There are the chest-bumping Jensen brothers, among whom the hyperactive, ponytailed one who served equally well with either hand (Luke) was the more conventional sibling. Speaking relatively and objectively, the odder duck was Murphy, no less hyperactive but also surely the only tennis player to date -- and conceive a child with -- one of Mike Tyson's ex-wives, Robin Givens.
Then there's my personal favorite, phlegmatic, Kafkaesque Miloslav Mecir, who once during a match with Ivan Lendl made fun of his opponent's anal retentiveness with regard to on-court towel placement. (Check it out on YouTube.)
You know it's bad when buttoned-down golf has it all over tennis in the "characters" department.

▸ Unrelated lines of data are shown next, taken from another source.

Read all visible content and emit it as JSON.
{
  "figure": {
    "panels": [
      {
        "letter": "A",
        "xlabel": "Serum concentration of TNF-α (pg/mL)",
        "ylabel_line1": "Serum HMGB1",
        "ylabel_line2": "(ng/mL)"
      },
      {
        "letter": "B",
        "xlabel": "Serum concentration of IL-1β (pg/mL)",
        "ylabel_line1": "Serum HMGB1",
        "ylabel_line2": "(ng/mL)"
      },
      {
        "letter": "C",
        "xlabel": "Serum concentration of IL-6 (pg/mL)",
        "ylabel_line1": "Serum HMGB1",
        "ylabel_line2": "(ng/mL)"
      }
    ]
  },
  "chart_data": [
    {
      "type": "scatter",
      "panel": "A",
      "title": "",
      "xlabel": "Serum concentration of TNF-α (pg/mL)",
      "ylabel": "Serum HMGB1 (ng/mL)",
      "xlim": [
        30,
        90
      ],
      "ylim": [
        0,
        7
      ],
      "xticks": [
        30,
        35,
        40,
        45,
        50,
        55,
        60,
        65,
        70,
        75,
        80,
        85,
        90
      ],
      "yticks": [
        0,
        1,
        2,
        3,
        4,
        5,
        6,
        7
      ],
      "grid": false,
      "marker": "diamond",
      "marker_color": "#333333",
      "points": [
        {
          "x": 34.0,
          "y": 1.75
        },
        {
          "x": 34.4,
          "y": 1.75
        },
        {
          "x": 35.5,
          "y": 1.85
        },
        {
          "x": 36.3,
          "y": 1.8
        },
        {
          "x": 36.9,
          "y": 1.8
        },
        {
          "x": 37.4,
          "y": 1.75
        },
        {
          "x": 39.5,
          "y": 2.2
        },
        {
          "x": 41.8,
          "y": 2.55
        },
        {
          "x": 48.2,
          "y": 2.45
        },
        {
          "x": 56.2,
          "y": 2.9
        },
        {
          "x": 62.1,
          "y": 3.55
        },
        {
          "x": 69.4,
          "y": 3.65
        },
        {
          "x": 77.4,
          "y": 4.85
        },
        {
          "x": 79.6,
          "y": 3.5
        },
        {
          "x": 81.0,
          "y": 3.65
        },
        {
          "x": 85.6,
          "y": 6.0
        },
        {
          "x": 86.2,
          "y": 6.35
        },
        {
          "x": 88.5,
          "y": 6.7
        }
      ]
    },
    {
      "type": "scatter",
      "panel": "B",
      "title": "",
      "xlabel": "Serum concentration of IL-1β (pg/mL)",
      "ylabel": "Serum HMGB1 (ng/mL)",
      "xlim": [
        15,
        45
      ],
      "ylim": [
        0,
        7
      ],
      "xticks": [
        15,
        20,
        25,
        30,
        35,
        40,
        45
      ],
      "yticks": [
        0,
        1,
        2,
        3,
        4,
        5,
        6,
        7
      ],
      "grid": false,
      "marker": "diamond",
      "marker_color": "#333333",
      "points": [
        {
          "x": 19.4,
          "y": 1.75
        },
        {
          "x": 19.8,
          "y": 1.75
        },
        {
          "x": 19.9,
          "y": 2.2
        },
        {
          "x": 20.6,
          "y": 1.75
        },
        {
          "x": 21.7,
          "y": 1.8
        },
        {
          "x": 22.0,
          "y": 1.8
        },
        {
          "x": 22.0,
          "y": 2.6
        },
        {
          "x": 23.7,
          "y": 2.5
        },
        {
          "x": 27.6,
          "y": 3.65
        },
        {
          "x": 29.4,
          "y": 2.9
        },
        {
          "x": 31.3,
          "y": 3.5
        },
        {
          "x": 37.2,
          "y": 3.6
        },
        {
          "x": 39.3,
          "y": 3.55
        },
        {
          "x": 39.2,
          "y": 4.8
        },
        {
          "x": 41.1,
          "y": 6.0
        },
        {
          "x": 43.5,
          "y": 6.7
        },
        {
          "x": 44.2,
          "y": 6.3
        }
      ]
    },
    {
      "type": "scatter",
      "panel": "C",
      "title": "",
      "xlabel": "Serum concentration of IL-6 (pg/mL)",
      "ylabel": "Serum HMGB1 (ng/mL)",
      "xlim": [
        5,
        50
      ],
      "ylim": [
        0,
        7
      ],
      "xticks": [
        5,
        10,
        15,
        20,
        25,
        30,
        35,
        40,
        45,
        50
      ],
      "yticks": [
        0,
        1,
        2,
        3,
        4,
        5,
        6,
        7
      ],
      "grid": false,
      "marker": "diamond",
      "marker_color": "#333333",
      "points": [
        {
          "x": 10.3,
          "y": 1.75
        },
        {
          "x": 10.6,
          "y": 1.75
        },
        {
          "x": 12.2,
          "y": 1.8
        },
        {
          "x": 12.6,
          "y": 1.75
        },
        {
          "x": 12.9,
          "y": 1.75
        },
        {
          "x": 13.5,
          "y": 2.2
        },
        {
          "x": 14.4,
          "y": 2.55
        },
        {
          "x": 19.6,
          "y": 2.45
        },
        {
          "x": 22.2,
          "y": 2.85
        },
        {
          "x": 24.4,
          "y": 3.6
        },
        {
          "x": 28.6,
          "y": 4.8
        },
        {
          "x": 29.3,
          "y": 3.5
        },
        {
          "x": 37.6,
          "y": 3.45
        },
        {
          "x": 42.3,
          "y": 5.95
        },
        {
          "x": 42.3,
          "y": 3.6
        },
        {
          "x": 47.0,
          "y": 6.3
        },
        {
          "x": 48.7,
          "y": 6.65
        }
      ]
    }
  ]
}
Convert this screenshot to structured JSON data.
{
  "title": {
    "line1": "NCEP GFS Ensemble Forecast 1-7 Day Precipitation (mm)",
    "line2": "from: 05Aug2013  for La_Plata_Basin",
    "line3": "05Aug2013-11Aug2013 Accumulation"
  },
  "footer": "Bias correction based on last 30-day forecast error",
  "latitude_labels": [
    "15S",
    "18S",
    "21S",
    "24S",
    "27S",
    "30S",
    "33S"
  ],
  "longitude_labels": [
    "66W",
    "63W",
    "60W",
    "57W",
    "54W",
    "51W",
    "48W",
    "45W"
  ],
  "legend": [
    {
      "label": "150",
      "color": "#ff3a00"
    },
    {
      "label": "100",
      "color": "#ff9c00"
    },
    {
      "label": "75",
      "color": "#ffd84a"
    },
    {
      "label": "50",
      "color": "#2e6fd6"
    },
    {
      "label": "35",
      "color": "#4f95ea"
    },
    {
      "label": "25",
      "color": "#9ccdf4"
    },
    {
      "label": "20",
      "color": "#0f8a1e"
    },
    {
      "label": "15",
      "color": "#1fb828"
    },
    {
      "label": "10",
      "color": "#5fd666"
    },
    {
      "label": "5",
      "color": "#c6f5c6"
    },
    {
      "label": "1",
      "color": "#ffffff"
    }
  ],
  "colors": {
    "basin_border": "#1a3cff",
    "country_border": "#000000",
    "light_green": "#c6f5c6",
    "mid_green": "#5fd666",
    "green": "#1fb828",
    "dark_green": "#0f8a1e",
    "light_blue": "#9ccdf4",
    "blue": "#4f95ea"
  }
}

No doubt you have your own favorite oddball, goofball, anti-establishment tennis figure. Chances are ever more likely that he or she (more likely he) belongs to the ever-more-distant past. A glance through the ATP Top 50 reveals two, maybe three players you'd be curious to see on, say, "Late Night with David Letterman": Gael Monfils, whose hair and flair suggest a free spirit; the spectacled, pierced, fashion-forward Janko Tipsarevic; and Novak Djokovic (this is giving him the benefit of the doubt; the imitations of Federer, Nadal, Sharapova et al, were hilarious, but he often seems merely snide).

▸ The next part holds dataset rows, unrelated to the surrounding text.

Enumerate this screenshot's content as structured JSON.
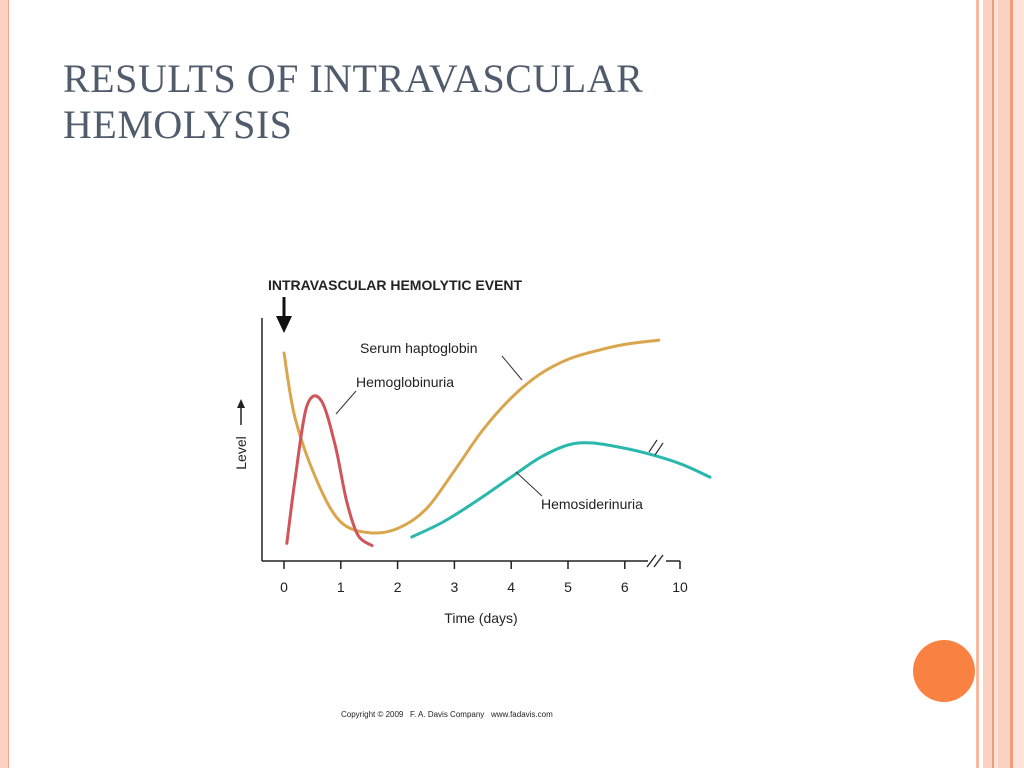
{
  "slide": {
    "title_lines": [
      "RESULTS OF INTRAVASCULAR",
      "HEMOLYSIS"
    ],
    "copyright": "Copyright © 2009   F. A. Davis Company   www.fadavis.com",
    "colors": {
      "title": "#505c6c",
      "accent_dot": "#f98243",
      "border": "#fbd1c2"
    }
  },
  "chart_data": {
    "type": "line",
    "title": "",
    "annotation": "INTRAVASCULAR HEMOLYTIC EVENT",
    "xlabel": "Time (days)",
    "ylabel": "Level",
    "x_ticks": [
      "0",
      "1",
      "2",
      "3",
      "4",
      "5",
      "6",
      "10"
    ],
    "ylim": [
      0,
      1
    ],
    "grid": false,
    "series": [
      {
        "name": "Serum haptoglobin",
        "color": "#d9a64e",
        "points": [
          [
            0,
            0.93
          ],
          [
            0.2,
            0.62
          ],
          [
            0.6,
            0.32
          ],
          [
            1.0,
            0.14
          ],
          [
            1.5,
            0.09
          ],
          [
            2.0,
            0.11
          ],
          [
            2.5,
            0.2
          ],
          [
            3.0,
            0.38
          ],
          [
            3.5,
            0.57
          ],
          [
            4.0,
            0.72
          ],
          [
            4.5,
            0.83
          ],
          [
            5.0,
            0.9
          ],
          [
            5.5,
            0.94
          ],
          [
            6.0,
            0.97
          ],
          [
            6.6,
            0.99
          ]
        ]
      },
      {
        "name": "Hemoglobinuria",
        "color": "#d0555a",
        "points": [
          [
            0.05,
            0.04
          ],
          [
            0.2,
            0.35
          ],
          [
            0.4,
            0.68
          ],
          [
            0.65,
            0.71
          ],
          [
            0.9,
            0.5
          ],
          [
            1.1,
            0.24
          ],
          [
            1.3,
            0.08
          ],
          [
            1.55,
            0.03
          ]
        ]
      },
      {
        "name": "Hemosiderinuria",
        "color": "#2ab8ac",
        "points": [
          [
            2.25,
            0.07
          ],
          [
            2.8,
            0.14
          ],
          [
            3.4,
            0.24
          ],
          [
            4.0,
            0.35
          ],
          [
            4.5,
            0.44
          ],
          [
            5.0,
            0.5
          ],
          [
            5.4,
            0.51
          ],
          [
            5.9,
            0.49
          ],
          [
            6.4,
            0.46
          ],
          [
            7.0,
            0.41
          ],
          [
            7.5,
            0.35
          ]
        ]
      }
    ]
  }
}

You know it's bad when buttoned-down golf -- the sport I've covered most closely since Amis' essay -- has it all over tennis in the "characters" department. There's hillbilly hero Boo Weekley. Mullet-sporting California dude Charley Hoffman. Headband-wearing Ryan Moore. Heartthrob Camilo Villegas, who contorts himself into a Spider-Man position to read greens. Bon vivant rookie James Nitties, who listed "clubbing, girls and movies" as his hobbies in his PGA Tour bio. These are just off the top of my head.

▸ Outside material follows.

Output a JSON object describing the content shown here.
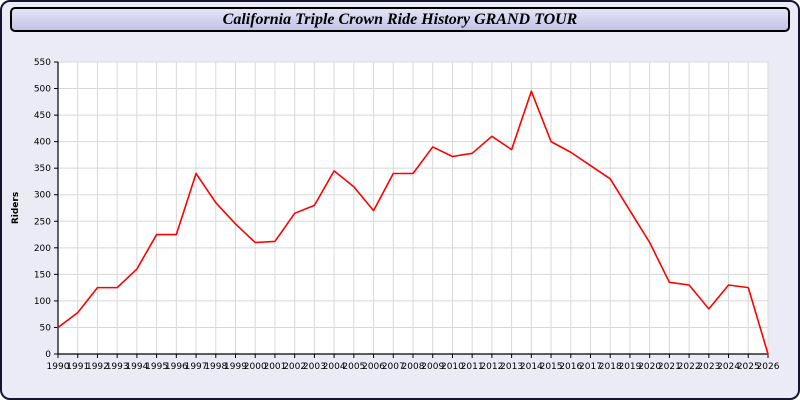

All of which begs the question: Why? Maybe it's just the normal ebb and flow of such things. But I fear that as the money in tennis has increased, and both the sport and its schedule have become more demanding, success requires single-mindedness antithetical to a loosey-goosey personality. Modern golf has evolved in a similar fashion to tennis, with more academy-trained, gym-going, diet-conscious players at the highest levels. But the game by its nature -- minimally aerobic, more taxing mentally and emotionally than physically -- permits considerable variance in persona.
It's wonderful that the Nadal-Federer rivalry has brought tennis back to center stage. Now all I want is a few more off-center characters as part of the show. Where is the next Karsten Braasch?
Evan Rothman is a golf and tennis writer who lives in Dutchess County, N.Y.